TRENTON , N.J. — New Jersey Gov. Chris Christie announced a plan Thursday to sell $4.4 billion of bonds over the next five years to help finance road, bridge and mass-transit projects throughout the state.
The funding plan will breathe life back into the New Jersey Transportation Trust Fund Authority.
The TTFA’s coffers are set to dry up this year as debt-service costs claim its entire $895 million annual appropriation.
The funding plan, which he described as “a responsible way to do it,” does not include any new taxes or any tax increases. Instead, New Jersey will tap into excess transportation revenue that currently flows into the state’s general fund after meeting debt-service costs on the TTFA’s outstanding bonds.
“The idea of raising taxes in this economy is something that this administration certainly will not do under any circumstances,” Christie said at the press conference where the transportation funding plan was unveiled. “I am not going to place a greater burden on the people of the state of New Jersey.”
On top of the $4.4 billion of borrowing, the five-year plan includes $1.8 billion of funding from the Port Authority of New York and New Jersey and $1.8 billion of pay-as-you-go funding. It continues the TTFA’s yearly spending of $1.6 billion for capital projects on roads, bridges, and public transportation.
Christie’s aim is to dramatically increase the state’s use of pay-as-you-go funding rather than borrowing for infrastructure needs. Under his plan, the TTFA will use $605 million of pay-go-funding in fiscal 2016 to finance transportation infrastructure, compared with the $38.1 million lawmakers allocated this year.
Christie said the funding plan will begin tapping into general fund revenue in fiscal 2014.
In addition, the Republican governor pledged to end TTFA’s reliance on capital appreciation bonds and other “Wall Street trickery” where principal and interest payments are pushed out to future years.
“This plan incurs debt but it incurs less than half the amount of debt over five years that the last plan,” Christie said. “And this debt is the right kind of debt. A level, 30-year, interest and principal paid along as you go. So, no big balloon at the end. No big payment that someone’s going to have to swallow 30 years from now.
The $8 billion of total spending from fiscal 2012 through fiscal 2016 will benefit from unused funds — namely toll increases on the New Jersey Turnpike — originally intended to finance a terminated project to create a new commuter-rail tunnel under the Hudson River. Christie declined to specify how much of the unused tunnel funds will be used to support his plan, but acknowledged that a portion of them will be tapped.

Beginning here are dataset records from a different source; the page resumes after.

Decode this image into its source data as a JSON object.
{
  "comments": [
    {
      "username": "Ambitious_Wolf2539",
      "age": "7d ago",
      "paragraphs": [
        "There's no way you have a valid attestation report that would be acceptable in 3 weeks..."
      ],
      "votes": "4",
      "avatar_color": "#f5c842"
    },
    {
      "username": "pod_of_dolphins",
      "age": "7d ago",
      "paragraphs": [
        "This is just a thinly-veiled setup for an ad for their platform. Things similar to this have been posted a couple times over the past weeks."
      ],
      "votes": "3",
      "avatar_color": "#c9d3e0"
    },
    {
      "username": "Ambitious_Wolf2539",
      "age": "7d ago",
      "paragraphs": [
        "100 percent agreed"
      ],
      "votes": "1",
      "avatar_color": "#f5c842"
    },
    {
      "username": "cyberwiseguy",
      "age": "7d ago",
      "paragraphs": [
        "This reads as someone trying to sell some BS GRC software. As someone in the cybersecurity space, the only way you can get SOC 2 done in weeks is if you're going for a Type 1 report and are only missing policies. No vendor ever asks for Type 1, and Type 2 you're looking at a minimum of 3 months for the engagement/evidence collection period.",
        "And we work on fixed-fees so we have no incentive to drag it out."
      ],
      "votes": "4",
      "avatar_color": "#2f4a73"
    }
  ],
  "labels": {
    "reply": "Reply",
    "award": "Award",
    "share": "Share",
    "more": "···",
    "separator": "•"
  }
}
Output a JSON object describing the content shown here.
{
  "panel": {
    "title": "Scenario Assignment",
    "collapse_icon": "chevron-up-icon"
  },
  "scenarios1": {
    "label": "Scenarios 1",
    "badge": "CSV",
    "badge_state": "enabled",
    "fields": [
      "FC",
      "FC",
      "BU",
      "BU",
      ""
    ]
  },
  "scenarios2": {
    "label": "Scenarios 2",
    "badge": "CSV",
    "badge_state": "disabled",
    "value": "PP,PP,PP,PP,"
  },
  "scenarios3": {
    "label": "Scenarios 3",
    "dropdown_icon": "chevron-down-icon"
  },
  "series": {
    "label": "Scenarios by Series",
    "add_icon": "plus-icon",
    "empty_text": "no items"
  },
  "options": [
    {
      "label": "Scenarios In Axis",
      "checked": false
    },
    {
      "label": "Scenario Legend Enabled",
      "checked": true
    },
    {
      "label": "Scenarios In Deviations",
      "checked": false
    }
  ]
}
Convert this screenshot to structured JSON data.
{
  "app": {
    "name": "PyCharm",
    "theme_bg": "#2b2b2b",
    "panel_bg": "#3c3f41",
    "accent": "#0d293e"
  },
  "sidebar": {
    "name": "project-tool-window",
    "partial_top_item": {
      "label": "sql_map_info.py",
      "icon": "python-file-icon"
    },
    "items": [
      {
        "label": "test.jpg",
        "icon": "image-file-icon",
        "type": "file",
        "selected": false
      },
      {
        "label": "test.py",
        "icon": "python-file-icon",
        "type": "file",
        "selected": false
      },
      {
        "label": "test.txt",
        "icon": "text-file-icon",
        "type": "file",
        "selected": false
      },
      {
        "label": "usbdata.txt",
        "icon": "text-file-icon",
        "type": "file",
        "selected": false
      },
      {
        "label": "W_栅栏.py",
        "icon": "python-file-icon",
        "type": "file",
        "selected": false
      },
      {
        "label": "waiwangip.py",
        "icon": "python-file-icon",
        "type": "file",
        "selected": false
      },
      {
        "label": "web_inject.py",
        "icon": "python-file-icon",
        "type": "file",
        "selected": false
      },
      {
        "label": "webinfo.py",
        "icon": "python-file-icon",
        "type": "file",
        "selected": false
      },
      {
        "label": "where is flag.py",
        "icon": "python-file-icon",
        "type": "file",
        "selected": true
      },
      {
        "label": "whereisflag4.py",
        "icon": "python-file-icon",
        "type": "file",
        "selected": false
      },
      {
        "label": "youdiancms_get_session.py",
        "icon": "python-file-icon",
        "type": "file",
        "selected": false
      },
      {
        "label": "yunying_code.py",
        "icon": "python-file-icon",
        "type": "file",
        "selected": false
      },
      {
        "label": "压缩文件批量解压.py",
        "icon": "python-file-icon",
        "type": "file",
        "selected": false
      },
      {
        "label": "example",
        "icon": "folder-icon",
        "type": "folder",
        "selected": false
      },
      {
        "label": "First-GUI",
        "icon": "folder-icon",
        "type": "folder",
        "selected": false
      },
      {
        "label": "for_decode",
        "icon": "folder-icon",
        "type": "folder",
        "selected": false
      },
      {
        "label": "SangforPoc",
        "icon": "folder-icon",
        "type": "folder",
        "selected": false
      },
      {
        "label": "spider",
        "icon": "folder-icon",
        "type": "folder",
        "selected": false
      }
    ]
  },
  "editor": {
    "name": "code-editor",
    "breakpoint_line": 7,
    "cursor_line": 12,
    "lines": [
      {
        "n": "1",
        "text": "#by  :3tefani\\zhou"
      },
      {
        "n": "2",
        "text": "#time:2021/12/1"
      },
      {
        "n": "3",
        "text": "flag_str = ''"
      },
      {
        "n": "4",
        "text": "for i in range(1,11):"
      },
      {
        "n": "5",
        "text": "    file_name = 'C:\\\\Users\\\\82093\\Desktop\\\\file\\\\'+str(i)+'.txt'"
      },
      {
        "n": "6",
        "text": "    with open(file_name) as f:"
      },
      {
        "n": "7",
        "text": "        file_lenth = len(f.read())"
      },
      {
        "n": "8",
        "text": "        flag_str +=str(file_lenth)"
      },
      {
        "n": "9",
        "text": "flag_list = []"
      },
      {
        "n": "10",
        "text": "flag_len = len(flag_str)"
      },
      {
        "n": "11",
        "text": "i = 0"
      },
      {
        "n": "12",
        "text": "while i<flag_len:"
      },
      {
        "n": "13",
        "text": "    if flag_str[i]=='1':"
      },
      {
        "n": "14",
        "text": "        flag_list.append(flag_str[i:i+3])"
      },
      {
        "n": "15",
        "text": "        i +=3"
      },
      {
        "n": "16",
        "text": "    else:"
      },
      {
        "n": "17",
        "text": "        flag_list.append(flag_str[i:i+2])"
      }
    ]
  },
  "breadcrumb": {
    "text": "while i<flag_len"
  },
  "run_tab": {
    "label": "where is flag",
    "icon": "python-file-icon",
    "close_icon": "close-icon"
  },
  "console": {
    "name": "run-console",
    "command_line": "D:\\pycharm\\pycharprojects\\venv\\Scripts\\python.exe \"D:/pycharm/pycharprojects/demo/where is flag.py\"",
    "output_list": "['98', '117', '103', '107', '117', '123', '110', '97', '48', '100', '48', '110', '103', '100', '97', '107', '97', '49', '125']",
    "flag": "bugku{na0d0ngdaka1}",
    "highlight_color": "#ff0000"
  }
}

It’s not exactly clear if the state will use excess TTFA revenues or Department of Transportation revenues to support the $4.4 billion of debt. Assemblyman John Wisniewski, D-Middlesex, who chairs the Transportation, Public Works and Independent Authorities Committee, said his biggest concern is that Christie’s plan does not include a clearly identified source of revenue for the bonds.
He said his understanding of the plan is that Christie has identified motor vehicle fees, taxes on heavy trucks and some portion of motor fuels taxes that the administration is saying are not encumbered.
“I’m not sure that that’s accurate,” Wisniewski said. “I’m not sure that those numbers are reliable. The reality is that virtually all of the money that is currently earmarked in budget documents for the trust fund has already been pledged to pay existing debt.”
Wisniewski also questioned the incorporation of Port Authority funds into the TTFA funding plan. The Port Authority is a bistate agency and New York Gov. Andrew Cuomo would need to approve the spending for New Jersey projects. Christie declined to elaborate on the level of New York support, saying that he does not comment on conversations with other governors.
The Port Authority funds would help finance improvements thank link New Jersey’s port district with the Holland Tunnel, including the Pulaski Skyway.
Christie said the plan will go before the Joint Budget Oversight Committee this year and will need legislative approval in fiscal 2012 to increase by statute the TTFA’s debt ceiling in fiscal 2012 by $3.6 billion.
The proposed issuance of $4.4 billion of bonds would not go before the voters, the governor said, as the administration will secure them with transportation revenue.